AT ACC 16
CHICAGO (FRONTLINE MEDICAL NEWS) – Atrial fibrillation with good heart rate control in patients who have heart failure with preserved ejection fraction is independently associated with exercise intolerance, impaired contractile reserve, and a sharply higher mortality rate than in matched HFpEF patients without the arrhythmia, a retrospective analysis showed.
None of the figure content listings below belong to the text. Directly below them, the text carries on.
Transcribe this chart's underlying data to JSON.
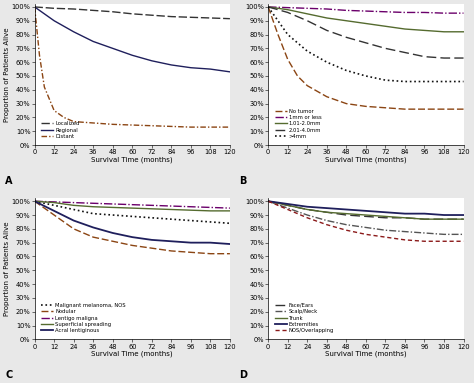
{
  "xlabel": "Survival Time (months)",
  "ylabel": "Proportion of Patients Alive",
  "xticks": [
    0,
    12,
    24,
    36,
    48,
    60,
    72,
    84,
    96,
    108,
    120
  ],
  "ytick_vals": [
    0,
    10,
    20,
    30,
    40,
    50,
    60,
    70,
    80,
    90,
    100
  ],
  "ylabels": [
    "0%",
    "10%",
    "20%",
    "30%",
    "40%",
    "50%",
    "60%",
    "70%",
    "80%",
    "90%",
    "100%"
  ],
  "panelA": {
    "curves": [
      {
        "label": "Localized",
        "color": "#333333",
        "linestyle": "dashed",
        "dash_seq": [
          6,
          2
        ],
        "lw": 1.0,
        "x": [
          0,
          6,
          12,
          24,
          36,
          48,
          60,
          72,
          84,
          96,
          108,
          120
        ],
        "y": [
          100,
          99.5,
          99,
          98.5,
          97.5,
          96.5,
          95,
          94,
          93,
          92.5,
          92,
          91.5
        ]
      },
      {
        "label": "Regional",
        "color": "#1f1f5c",
        "linestyle": "solid",
        "dash_seq": null,
        "lw": 1.0,
        "x": [
          0,
          6,
          12,
          24,
          36,
          48,
          60,
          72,
          84,
          96,
          108,
          120
        ],
        "y": [
          100,
          95,
          90,
          82,
          75,
          70,
          65,
          61,
          58,
          56,
          55,
          53
        ]
      },
      {
        "label": "Distant",
        "color": "#8B4513",
        "linestyle": "dashdot",
        "dash_seq": [
          4,
          1.5,
          1,
          1.5
        ],
        "lw": 1.0,
        "x": [
          0,
          3,
          6,
          12,
          18,
          24,
          36,
          48,
          60,
          72,
          84,
          96,
          108,
          120
        ],
        "y": [
          100,
          65,
          42,
          25,
          20,
          17,
          16,
          15,
          14.5,
          14,
          13.5,
          13,
          13,
          13
        ]
      }
    ]
  },
  "panelB": {
    "curves": [
      {
        "label": "No tumor",
        "color": "#8B4513",
        "linestyle": "dashed",
        "dash_seq": [
          5,
          2
        ],
        "lw": 1.0,
        "x": [
          0,
          6,
          12,
          18,
          24,
          36,
          48,
          60,
          72,
          84,
          96,
          108,
          120
        ],
        "y": [
          100,
          80,
          62,
          50,
          43,
          35,
          30,
          28,
          27,
          26,
          26,
          26,
          26
        ]
      },
      {
        "label": "1mm or less",
        "color": "#6B006B",
        "linestyle": "dashdot",
        "dash_seq": [
          6,
          1.5,
          1,
          1.5
        ],
        "lw": 1.0,
        "x": [
          0,
          12,
          24,
          36,
          48,
          60,
          72,
          84,
          96,
          108,
          120
        ],
        "y": [
          100,
          99.5,
          99,
          98.5,
          97.5,
          97,
          96.5,
          96,
          96,
          95.5,
          95.5
        ]
      },
      {
        "label": "1.01-2.0mm",
        "color": "#556B2F",
        "linestyle": "solid",
        "dash_seq": null,
        "lw": 1.0,
        "x": [
          0,
          12,
          24,
          36,
          48,
          60,
          72,
          84,
          96,
          108,
          120
        ],
        "y": [
          100,
          98,
          95,
          92,
          90,
          88,
          86,
          84,
          83,
          82,
          82
        ]
      },
      {
        "label": "2.01-4.0mm",
        "color": "#333333",
        "linestyle": "dashed",
        "dash_seq": [
          7,
          3
        ],
        "lw": 1.0,
        "x": [
          0,
          12,
          24,
          36,
          48,
          60,
          72,
          84,
          96,
          108,
          120
        ],
        "y": [
          100,
          96,
          90,
          83,
          78,
          74,
          70,
          67,
          64,
          63,
          63
        ]
      },
      {
        "label": ">4mm",
        "color": "#111111",
        "linestyle": "dotted",
        "dash_seq": null,
        "lw": 1.2,
        "x": [
          0,
          6,
          12,
          24,
          36,
          48,
          60,
          72,
          84,
          96,
          108,
          120
        ],
        "y": [
          100,
          90,
          80,
          68,
          60,
          54,
          50,
          47,
          46,
          46,
          46,
          46
        ]
      }
    ]
  },
  "panelC": {
    "curves": [
      {
        "label": "Malignant melanoma, NOS",
        "color": "#111111",
        "linestyle": "dotted",
        "dash_seq": null,
        "lw": 1.2,
        "x": [
          0,
          12,
          24,
          36,
          48,
          60,
          72,
          84,
          96,
          108,
          120
        ],
        "y": [
          100,
          97,
          94,
          91,
          90,
          89,
          88,
          87,
          86,
          85,
          84
        ]
      },
      {
        "label": "Nodular",
        "color": "#8B4513",
        "linestyle": "dashed",
        "dash_seq": [
          5,
          2
        ],
        "lw": 1.0,
        "x": [
          0,
          12,
          24,
          36,
          48,
          60,
          72,
          84,
          96,
          108,
          120
        ],
        "y": [
          100,
          90,
          80,
          74,
          71,
          68,
          66,
          64,
          63,
          62,
          62
        ]
      },
      {
        "label": "Lentigo maligna",
        "color": "#6B006B",
        "linestyle": "dashdot",
        "dash_seq": [
          6,
          1.5,
          1,
          1.5
        ],
        "lw": 1.0,
        "x": [
          0,
          12,
          24,
          36,
          48,
          60,
          72,
          84,
          96,
          108,
          120
        ],
        "y": [
          100,
          99.5,
          99,
          98.5,
          98,
          97.5,
          97,
          96.5,
          96,
          95.5,
          95
        ]
      },
      {
        "label": "Superficial spreading",
        "color": "#556B2F",
        "linestyle": "solid",
        "dash_seq": null,
        "lw": 1.0,
        "x": [
          0,
          12,
          24,
          36,
          48,
          60,
          72,
          84,
          96,
          108,
          120
        ],
        "y": [
          100,
          99,
          97,
          96,
          95.5,
          95,
          94.5,
          94,
          93.5,
          93,
          93
        ]
      },
      {
        "label": "Acral lentiginous",
        "color": "#1f1f5c",
        "linestyle": "solid",
        "dash_seq": null,
        "lw": 1.3,
        "x": [
          0,
          12,
          24,
          36,
          48,
          60,
          72,
          84,
          96,
          108,
          120
        ],
        "y": [
          100,
          93,
          86,
          81,
          77,
          74,
          72,
          71,
          70,
          70,
          69
        ]
      }
    ]
  },
  "panelD": {
    "curves": [
      {
        "label": "Face/Ears",
        "color": "#333333",
        "linestyle": "dashed",
        "dash_seq": [
          7,
          3
        ],
        "lw": 1.0,
        "x": [
          0,
          12,
          24,
          36,
          48,
          60,
          72,
          84,
          96,
          108,
          120
        ],
        "y": [
          100,
          97,
          94,
          92,
          90,
          89,
          88,
          88,
          87,
          87,
          87
        ]
      },
      {
        "label": "Scalp/Neck",
        "color": "#555555",
        "linestyle": "dashdot",
        "dash_seq": [
          5,
          1.5,
          1,
          1.5
        ],
        "lw": 1.0,
        "x": [
          0,
          12,
          24,
          36,
          48,
          60,
          72,
          84,
          96,
          108,
          120
        ],
        "y": [
          100,
          95,
          90,
          86,
          83,
          81,
          79,
          78,
          77,
          76,
          76
        ]
      },
      {
        "label": "Trunk",
        "color": "#556B2F",
        "linestyle": "solid",
        "dash_seq": null,
        "lw": 1.0,
        "x": [
          0,
          12,
          24,
          36,
          48,
          60,
          72,
          84,
          96,
          108,
          120
        ],
        "y": [
          100,
          97,
          94,
          92,
          91,
          90,
          89,
          88,
          87,
          87,
          87
        ]
      },
      {
        "label": "Extremities",
        "color": "#1f1f5c",
        "linestyle": "solid",
        "dash_seq": null,
        "lw": 1.3,
        "x": [
          0,
          12,
          24,
          36,
          48,
          60,
          72,
          84,
          96,
          108,
          120
        ],
        "y": [
          100,
          98,
          96,
          95,
          94,
          93,
          92,
          91,
          91,
          90,
          90
        ]
      },
      {
        "label": "NOS/Overlapping",
        "color": "#8B1a1a",
        "linestyle": "dashed",
        "dash_seq": [
          3,
          2
        ],
        "lw": 1.0,
        "x": [
          0,
          12,
          24,
          36,
          48,
          60,
          72,
          84,
          96,
          108,
          120
        ],
        "y": [
          100,
          94,
          88,
          83,
          79,
          76,
          74,
          72,
          71,
          71,
          71
        ]
      }
    ]
  },
  "bg_color": "#e8e8e8",
  "plot_bg": "#ffffff",
  "tick_fontsize": 4.8,
  "label_fontsize": 5.0,
  "legend_fontsize": 3.8,
  "panel_label_fontsize": 7
}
“Our study, the largest of its kind, provides mechanistic evidence from cardiopulmonary testing that a rhythm control strategy may potentially improve peak exercise capacity and survival in this patient population, a finding that of course requires future prospective appraisal in randomized trials comparing rate and rhythm control of atrial fibrillation in HFpEF,” Dr. Mohamed Badreldin Elshazly reported at the annual meeting of the American College of Cardiology.
In the meantime, his study also shows the useful role cardiopulmonary stress testing can play in the setting of atrial fibrillation (AF) in HFpEF, he added.
“Cardiopulmonary stress tests are cheap and easy to do. They’re a big asset for personalized medicine. Using an objective measure like cardiopulmonary stress testing to define the physiologic and hemodynamic consequences of atrial fibrillation in individual patients may help identify those in whom rhythm control may improve exercise tolerance and quality of life, and those who may be okay with rate control,” according to Dr. Elshazly of the Cleveland Clinic.
He noted that while it’s well established that atrial fibrillation is associated with exercise intolerance in patients with heart failure with reduced ejection fraction (HFrEF) and that restoration of sinus rhythm in such patients has a positive impact on exercise hemodynamics, symptom severity, and quality of life, the situation is murkier regarding AF in patients with HFpEF. Prior studies were generally small and unable to establish whether AF was independently associated with exercise intolerance or if HFpEF patients who developed AF were sicker and higher risk.
He presented a retrospective, case-control study in a cohort of 1,825 patients with HFpEF referred for maximal, symptom-limited cardiopulmonary stress testing at the Cleveland Clinic. Among these were 242 patients with AF. They were extensively propensity matched – including on the basis of heart failure etiology – to 484 HFpEF patients without AF.
“That’s what makes our study strong. We were the first to be able to do propensity matching and therefore account for other risk factors in our analysis,” Dr. Elshazly explained.
The investigators measured peak oxygen uptake (VO2), the minute ventilation–carbon dioxide production relationship (VE/VCO2) as an indicator of ventilatory efficiency, metabolic equivalents (METS), ventilatory anaerobic threshold, circulatory power as a proxy for cardiac power, peak oxygen pulse as a surrogate for stroke volume, and resting and peak heart rate and systolic blood pressure. The patients with AF were in fibrillation at the time of their cardiopulmonary stress testing.
The HFpEF patients with AF had a mean resting heart rate of 70 beats per minute and a peak rate of 130 bpm. This group showed evidence of impaired peak exercise tolerance as reflected in lower peak VO2, oxygen pulse, and circulatory power at peak exercise. Their VE/VCO2 was higher, indicating impaired ventilatory efficiency. Notably, however, their submaximal exercise capacity was similar to the non-AF controls.
“Atrial fibrillation in these patients is really more of a disease that shows itself in patients when you take them to their peak exercise capacity,” he observed.
All-cause mortality was significantly higher in the AF as compared with no-AF patients with HFpEF. The mortality curves separated early and the divergence grew larger over the course of 8 years of follow-up.
One audience member pointed out that the large mortality difference between the two groups seems disproportionate to the rather modest differences in exercise capacity.
“It brings up an interesting point,” Dr. Elshazly replied. “Maybe the increase in total mortality that we see is being driven by other things besides cardiovascular mortality. Our data doesn’t capture the specific cause of death, be it cancer, for example, but it does raise the idea that this mortality difference is not all driven by cardiovascular mortality, but by atrial fibrillation.”
Dr. Elshazly reported having no financial conflicts of interest regarding his institutionally supported study.